Quella lettera di Sergio Marchionne con cui il top-manager ha voluto “suggellare” l’intesa riconfermata con i sindacati consenzienti per Pomigliano suona, insieme, come un emozionante appello – veramente “all’americana”, come americano è Marchionne – a fare sviluppo e a lavorare concordi ma anche come un appello, forse involontario, alla politica, affinché torni a svolgere il suo ruolo, ma su scala planetaria, non certo su scala locale, e riscriva le regole della globalizzazione.



Anzi, le scriva da zero, perché sono ancora tutte da scrivere: “Le regole della competizione internazionale non le abbiamo scelte noi e nessuno di noi ha la possibilità di cambiarle, anche se non ci piacciono – ha scritto Marchionne ai suoi collaboratori – L’unica cosa che possiamo scegliere è se stare dentro o fuori dal gioco”.



Sante parole. Drammaticamente vere. Quasi involontariamente rivelatrici: le regole della competizione internazionale non piacciono neanche a lui, lascia intendere, ma non si può disapplicarle. Ha ragione, semplicemente e banalmente ragione. Ma lancia una palla alla politica, appunto un appello a ragionare sulle regole della competizione internazionale…

Quali sono le regole che impongono sacrifici? Perché, dopo decenni di welfare che hanno permesso alle grandi industrie manifatturiere occidentali di eliminare il lavoro notturno, che non è una cosa né bella né sana, si è costretti ad accettarlo di nuovo, per “stare nel gioco”? Sono appunto le non-regole della globalizzazione, la scelta suicida dell’Occidente di adottare i criteri post-medievali di Cina, India e Far East aprendo indiscriminatamente le frontiere al loro “social dumping” alla concorrenza slealissima di chi tiene bassi i costi dei prodotti facendoli produrre dai nuovi schiavi.



Ecco le regole che non piacciono a Marchionne.

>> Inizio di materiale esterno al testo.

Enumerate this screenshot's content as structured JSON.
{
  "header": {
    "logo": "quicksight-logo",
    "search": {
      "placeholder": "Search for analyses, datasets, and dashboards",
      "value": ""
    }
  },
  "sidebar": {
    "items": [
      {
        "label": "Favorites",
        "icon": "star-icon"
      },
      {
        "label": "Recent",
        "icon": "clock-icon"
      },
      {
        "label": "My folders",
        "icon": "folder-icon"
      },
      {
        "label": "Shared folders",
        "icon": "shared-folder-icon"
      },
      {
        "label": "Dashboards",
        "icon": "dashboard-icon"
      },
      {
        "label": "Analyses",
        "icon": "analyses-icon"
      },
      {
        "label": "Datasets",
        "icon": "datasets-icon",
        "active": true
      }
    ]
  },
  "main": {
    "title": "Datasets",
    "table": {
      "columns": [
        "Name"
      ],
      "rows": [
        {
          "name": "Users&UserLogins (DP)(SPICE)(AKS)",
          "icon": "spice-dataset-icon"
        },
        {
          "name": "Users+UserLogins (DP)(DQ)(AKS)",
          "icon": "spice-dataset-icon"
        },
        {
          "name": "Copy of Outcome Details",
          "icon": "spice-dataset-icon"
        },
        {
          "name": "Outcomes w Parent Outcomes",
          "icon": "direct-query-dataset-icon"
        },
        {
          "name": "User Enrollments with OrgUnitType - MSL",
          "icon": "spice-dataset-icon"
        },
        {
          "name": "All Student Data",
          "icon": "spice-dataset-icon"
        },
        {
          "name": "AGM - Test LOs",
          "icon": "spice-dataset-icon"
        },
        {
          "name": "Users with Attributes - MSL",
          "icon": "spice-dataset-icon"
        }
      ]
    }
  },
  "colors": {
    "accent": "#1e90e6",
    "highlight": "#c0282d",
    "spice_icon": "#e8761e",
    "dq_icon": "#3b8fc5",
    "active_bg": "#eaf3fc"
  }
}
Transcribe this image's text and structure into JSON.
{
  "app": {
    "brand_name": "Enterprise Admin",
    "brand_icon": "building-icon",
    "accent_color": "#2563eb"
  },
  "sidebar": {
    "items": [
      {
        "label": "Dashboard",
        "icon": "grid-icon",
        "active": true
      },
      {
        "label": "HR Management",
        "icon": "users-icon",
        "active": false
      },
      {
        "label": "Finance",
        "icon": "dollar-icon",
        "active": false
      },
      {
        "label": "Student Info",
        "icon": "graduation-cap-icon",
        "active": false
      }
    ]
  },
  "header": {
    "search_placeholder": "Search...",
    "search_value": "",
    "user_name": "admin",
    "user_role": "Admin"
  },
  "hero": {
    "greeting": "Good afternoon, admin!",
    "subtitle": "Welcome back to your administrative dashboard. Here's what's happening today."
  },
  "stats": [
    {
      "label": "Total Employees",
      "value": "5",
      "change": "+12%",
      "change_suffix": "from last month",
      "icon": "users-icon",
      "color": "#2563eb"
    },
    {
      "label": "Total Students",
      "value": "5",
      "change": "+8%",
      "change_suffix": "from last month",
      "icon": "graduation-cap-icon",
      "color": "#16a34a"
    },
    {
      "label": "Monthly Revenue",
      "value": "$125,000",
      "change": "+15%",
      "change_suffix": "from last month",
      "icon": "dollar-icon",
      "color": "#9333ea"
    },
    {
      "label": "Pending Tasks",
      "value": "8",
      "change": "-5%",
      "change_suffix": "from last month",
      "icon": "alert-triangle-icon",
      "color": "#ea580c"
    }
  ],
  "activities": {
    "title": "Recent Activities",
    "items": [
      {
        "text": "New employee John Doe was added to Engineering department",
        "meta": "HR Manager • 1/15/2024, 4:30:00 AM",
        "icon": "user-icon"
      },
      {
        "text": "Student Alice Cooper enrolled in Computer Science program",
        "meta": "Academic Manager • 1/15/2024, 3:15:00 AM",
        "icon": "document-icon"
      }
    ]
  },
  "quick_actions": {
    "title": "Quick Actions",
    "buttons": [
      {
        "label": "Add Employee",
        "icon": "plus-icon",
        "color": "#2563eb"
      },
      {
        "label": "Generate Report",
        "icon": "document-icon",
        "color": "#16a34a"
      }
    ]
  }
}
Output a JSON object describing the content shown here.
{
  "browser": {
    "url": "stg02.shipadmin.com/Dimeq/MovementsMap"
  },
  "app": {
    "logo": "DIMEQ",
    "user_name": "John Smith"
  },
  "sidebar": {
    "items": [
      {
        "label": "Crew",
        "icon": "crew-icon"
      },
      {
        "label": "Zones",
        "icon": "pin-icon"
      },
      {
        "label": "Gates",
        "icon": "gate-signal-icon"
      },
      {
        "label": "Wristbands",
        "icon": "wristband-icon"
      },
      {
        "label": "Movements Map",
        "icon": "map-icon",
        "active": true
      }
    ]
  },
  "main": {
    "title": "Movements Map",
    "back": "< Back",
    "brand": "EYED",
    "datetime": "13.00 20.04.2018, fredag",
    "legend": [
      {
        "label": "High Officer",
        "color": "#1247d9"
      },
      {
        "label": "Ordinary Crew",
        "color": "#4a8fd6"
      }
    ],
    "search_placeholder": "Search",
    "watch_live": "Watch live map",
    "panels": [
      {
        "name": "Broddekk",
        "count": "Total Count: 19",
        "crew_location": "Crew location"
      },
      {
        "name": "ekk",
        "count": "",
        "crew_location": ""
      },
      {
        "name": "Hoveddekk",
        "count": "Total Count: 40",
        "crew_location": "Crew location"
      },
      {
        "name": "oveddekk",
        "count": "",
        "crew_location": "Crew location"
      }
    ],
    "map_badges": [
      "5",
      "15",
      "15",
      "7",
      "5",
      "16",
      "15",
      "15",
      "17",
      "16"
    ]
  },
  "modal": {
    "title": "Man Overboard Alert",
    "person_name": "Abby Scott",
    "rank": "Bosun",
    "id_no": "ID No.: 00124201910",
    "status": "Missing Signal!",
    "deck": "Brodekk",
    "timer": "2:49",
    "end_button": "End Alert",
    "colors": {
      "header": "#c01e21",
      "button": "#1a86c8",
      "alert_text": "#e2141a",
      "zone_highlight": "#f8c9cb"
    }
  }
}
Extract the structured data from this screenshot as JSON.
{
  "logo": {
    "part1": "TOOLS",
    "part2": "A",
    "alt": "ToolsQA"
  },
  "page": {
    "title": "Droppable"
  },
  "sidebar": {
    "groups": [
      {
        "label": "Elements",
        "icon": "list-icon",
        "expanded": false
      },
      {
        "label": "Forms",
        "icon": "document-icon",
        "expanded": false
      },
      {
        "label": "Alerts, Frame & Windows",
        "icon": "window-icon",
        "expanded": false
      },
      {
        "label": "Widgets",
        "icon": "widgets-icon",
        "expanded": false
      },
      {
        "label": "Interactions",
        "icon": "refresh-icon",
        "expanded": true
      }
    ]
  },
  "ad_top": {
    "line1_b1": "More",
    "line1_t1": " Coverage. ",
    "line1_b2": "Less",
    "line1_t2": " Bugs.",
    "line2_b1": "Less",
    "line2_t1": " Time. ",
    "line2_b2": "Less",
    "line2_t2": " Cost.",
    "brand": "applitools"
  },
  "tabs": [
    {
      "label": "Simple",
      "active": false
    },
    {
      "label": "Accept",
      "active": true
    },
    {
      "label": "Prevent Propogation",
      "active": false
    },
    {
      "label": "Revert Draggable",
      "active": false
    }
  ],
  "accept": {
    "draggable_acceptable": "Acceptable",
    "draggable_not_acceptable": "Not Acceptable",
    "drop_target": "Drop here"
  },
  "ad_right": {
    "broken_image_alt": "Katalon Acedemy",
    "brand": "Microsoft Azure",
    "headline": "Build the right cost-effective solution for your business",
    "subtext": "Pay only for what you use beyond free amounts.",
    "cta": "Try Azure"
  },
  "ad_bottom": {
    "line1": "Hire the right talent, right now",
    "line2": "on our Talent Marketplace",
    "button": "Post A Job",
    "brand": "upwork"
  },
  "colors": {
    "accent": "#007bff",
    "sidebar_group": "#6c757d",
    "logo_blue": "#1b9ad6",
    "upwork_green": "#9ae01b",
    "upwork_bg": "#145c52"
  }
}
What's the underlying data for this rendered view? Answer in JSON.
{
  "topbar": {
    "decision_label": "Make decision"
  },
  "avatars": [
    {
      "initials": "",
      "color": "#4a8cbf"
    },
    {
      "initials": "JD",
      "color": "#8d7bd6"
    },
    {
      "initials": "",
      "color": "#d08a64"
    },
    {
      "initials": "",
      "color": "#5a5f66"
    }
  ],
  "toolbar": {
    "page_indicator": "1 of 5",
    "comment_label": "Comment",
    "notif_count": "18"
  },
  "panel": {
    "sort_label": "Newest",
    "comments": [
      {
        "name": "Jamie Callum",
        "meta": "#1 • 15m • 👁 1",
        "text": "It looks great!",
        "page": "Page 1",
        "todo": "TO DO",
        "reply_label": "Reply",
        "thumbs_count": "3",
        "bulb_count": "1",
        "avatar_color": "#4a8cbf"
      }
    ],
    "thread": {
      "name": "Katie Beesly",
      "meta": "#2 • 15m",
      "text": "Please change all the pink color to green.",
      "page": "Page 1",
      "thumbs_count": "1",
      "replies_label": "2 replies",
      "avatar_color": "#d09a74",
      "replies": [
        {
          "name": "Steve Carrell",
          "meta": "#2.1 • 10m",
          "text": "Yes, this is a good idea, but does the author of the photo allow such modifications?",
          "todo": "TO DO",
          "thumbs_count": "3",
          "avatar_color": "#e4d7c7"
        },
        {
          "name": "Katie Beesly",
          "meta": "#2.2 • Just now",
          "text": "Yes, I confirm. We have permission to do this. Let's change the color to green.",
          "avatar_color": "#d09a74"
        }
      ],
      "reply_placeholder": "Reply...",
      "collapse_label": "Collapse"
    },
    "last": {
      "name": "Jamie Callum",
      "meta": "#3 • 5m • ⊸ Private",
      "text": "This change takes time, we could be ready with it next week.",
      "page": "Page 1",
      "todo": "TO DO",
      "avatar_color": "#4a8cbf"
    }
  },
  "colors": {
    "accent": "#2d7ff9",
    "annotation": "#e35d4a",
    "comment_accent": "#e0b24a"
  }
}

Lavorare di notte è indispensabile? Ok, si può fare: lo fanno da anni in Polonia, a Tychy, lo faranno anche a Pomigliano. Ma c’è poco da brindare: è un male necessario, un’ingiustizia che non si può respingere e si può solo subire, ma resta tale.

È cinicamente saggio prevedere che quest’appello implicito lanciato da Marchionne alla politica cadrà nel vuoto, per la semplice ragione che non c’è, nella zona del campo dove il manager ha lanciato la sua palla, nessun campione pronto a raccoglierla e a giocarla.

Chi ha voluto quelle regole – anzi: non-regole – oggi è nascosto lontano dalle stanze dei bottoni. Al suo posto c’è un signore con la pelle “abbronzata”, che si sta rivelando più piccolo del compito immane che la storia sembrava affidargli: dopo un anno e mezzo di governo, Barack Obama ha deluso un po’ su tutto.

Travolto dalla crisi economica e finanziaria, l’impero americano non è riuscito a parare tutti i colpi, non sta facendo sognare, si sta rivelando inferiore al ruolo e debole di risorse politiche e culturali. L’amministrazione sta richiamando dalla “riserva” numerosi tecnocratici del precedente periodo repubblicano.

Andarsene dall’Iraq e ridurre l’impegno militare, una chimera; tagliare le unghie ai banchieri rapaci, un sogno; ridare respiro alla produttività e al Pil americano, difficilissimo. È troppo sperare che siano gli Stati Uniti a riscrivere le regole della globalizzazione in un senso più attento ai diritti dell’uomo, più rispettoso delle conquiste del welfare, più sensibile verso le necessità dei meno fortunati?

 

Sì, è proprio troppo. Anche perché la Cina, principale creditrice degli Stati Uniti nonché principale beneficiaria dei “vantaggi” (apparenti sul lungo termine, ma forti nell’immediato) di questa “deregulation” folle che ha condotto all’attuale modello di globalizzazione, non ha alcuna intenzione di cambiare le regole che l’avvantaggiano. L’Europa può prendere l’iniziativa, e per certi temi Sarkozy e la Merkel l’hanno fatto, ma poi l’iniziativa europea si arena nella traversata dell’Atlantico.

 

Allora, di realistico, c’è solo l’attesa che le cose cambino proprio là dove oggi affluiscono i vantaggi della globalizzazione. Che siano i sindacati cinesi a riprendere il filo della civiltà, come sembra che finalmente abbiano iniziato a fare. È la loro mano che deve riscrivere le regole, consapevole di ridurre i vantaggi competitivi, ma decisa a farlo visto che non arrivano nelle tasche dei loro rappresentati, ma si fermano in quelle degli oligarchi.

 

Però, come siamo messi male, noi occidentali: ridotti a sperare che siano i cinesi poveri a difenderci dall’avidità dei cinesi ricchi che abbiamo assecondato e coccolato in ogni modo!